A CBBL research team led by Professor
Balachandran Manavalan from the Department of Integrative Biotechnology at Sungkyunkwan University has developed DeepTYLCV, an accurate and interpretable artificial intelligence model for predicting the virulence of Tomato Yellow Leaf Curl Virus (TYLCV). The study was conducted with co-first authors Dr. Nattanong Bupi, Hariharan Sangaraju, and Duong Thanh Tran, was published in the leading plant science journal
Plant Communications (Impact Factor: 11.6; JCR: 6/273; Top 2.2% in the Plant Sciences category).
TYLCV is one of the most destructive viral pathogens affecting tomato production worldwide. Severe TYLCV strains can cause leaf curling, yellowing, stunted growth, and major yield losses. In recent years, highly virulent strains have continued to spread across regions and, in some cases, overcome genetic resistance in tomato cultivars. These challenges highlight the urgent need for accurate, early, scalable, and sequence-based disease surveillance.
Prof. Manavalan’s team has been working extensively at the interface of biology and artificial intelligence, developing AI-based solutions for peptide therapeutics, prediction of RNA/DNA modifications, protein function analysis, toxicity prediction, plant science, and biomedical applications. In 2023, the team developed IML-TYLCV, the first genome-based TYLCV severity prediction tool, which was published in the high-impact journal Research (IF: 10.9). However, IML-TYLCV was mainly trained on Korean isolates, limiting its applicability to globally diverse TYLCV strains. This challenge motivated the development of DeepTYLCV, a more robust AI framework for predicting TYLCV virulence across global viral isolates.

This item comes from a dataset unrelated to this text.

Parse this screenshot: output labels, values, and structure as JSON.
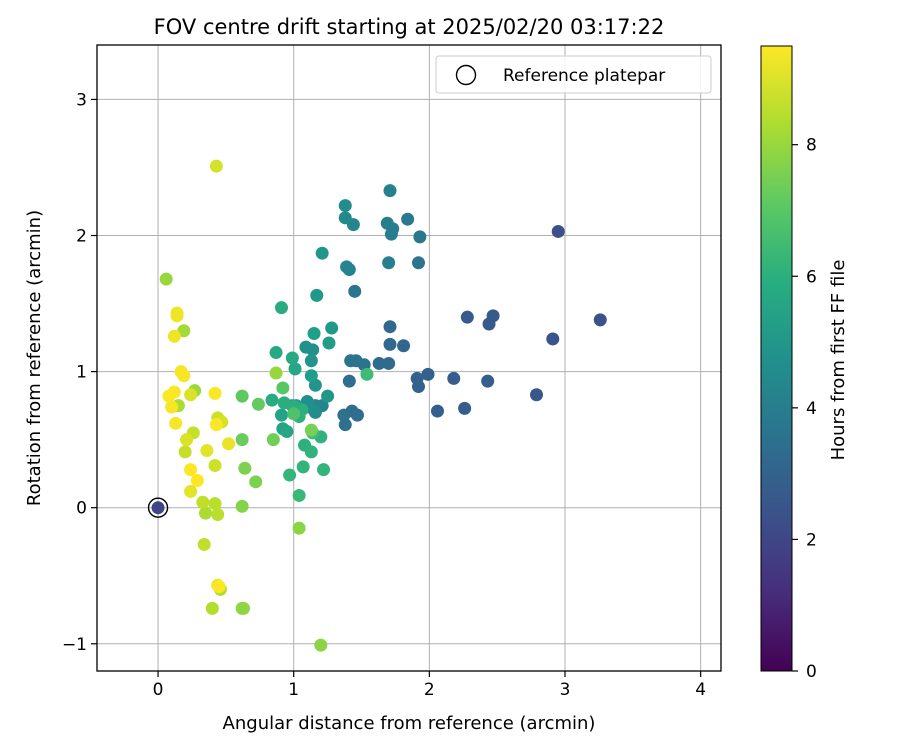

Unlike conventional field diagnosis or image-based AI models, which depend on visible symptoms and can be influenced by environmental conditions, DeepTYLCV uses viral genome-derived sequence information. This enables the model to identify mild and severe strains before symptom-based confirmation and provides a scalable strategy for monitoring emerging viral variants.

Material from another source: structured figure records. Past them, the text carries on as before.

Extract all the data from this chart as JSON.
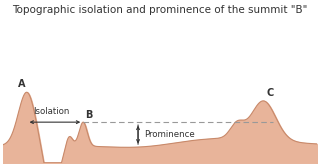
{
  "title": "Topographic isolation and prominence of the summit \"B\"",
  "title_fontsize": 7.5,
  "bg_color": "#ffffff",
  "terrain_fill": "#e8b49a",
  "terrain_edge": "#c8896a",
  "terrain_edge_width": 0.8,
  "text_color": "#333333",
  "dashed_line_color": "#999999",
  "arrow_color": "#333333",
  "label_A": "A",
  "label_B": "B",
  "label_C": "C",
  "label_isolation": "Isolation",
  "label_prominence": "Prominence",
  "figsize": [
    3.2,
    1.65
  ],
  "dpi": 100,
  "xmin": 0,
  "xmax": 10,
  "ymin": 0,
  "ymax": 2.2
}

DeepTYLCV integrates protein language model embeddings with a hybrid architecture that combines a Transformer encoder and a multi-scale convolutional neural network, enabling the model to capture both global sequence patterns and local virulence-associated motifs. By combining deep sequence representations with optimized conventional feature descriptors, DeepTYLCV achieved superior predictive performance compared with the previous IML-TYLCV model.
A key strength of this study is its experimental validation. The research team performed blind predictions for 15 TYLCV isolates, including both international reference isolates and Korean field isolates. These predictions were validated using tomato plant infection assays, symptom severity scoring, and viral accumulation analysis. Remarkably, DeepTYLCV achieved 100% concordance between predicted and experimentally observed virulence classes, demonstrating its practical value for identifying emerging severe TYLCV variants.

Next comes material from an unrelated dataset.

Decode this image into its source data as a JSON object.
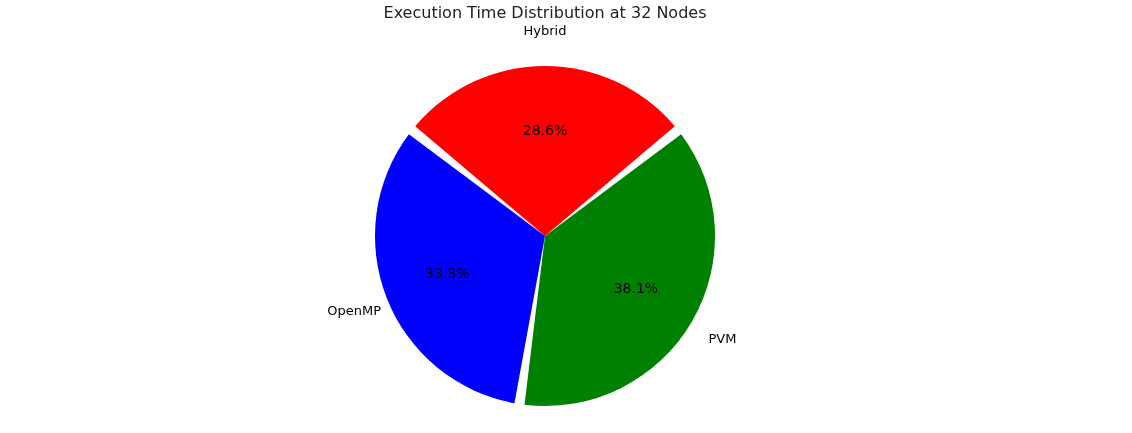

This work provides a powerful example of how AI, viral genomics, and experimental plant pathology can be integrated to support precision agriculture and plant disease management. DeepTYLCV may serve as a valuable tool for early viral surveillance, resistance breeding programs, and rapid assessment of newly emerging TYLCV strains.
This research was supported by the National Research Foundation of Korea (NRF), funded by the Ministry of Science and ICT, Republic of Korea (Grant No. RS-2024-00344752). Additional support was provided by the BK21 FOUR Project of the Department of Integrative Biotechnology, Sungkyunkwan University (SKKU), Republic of Korea.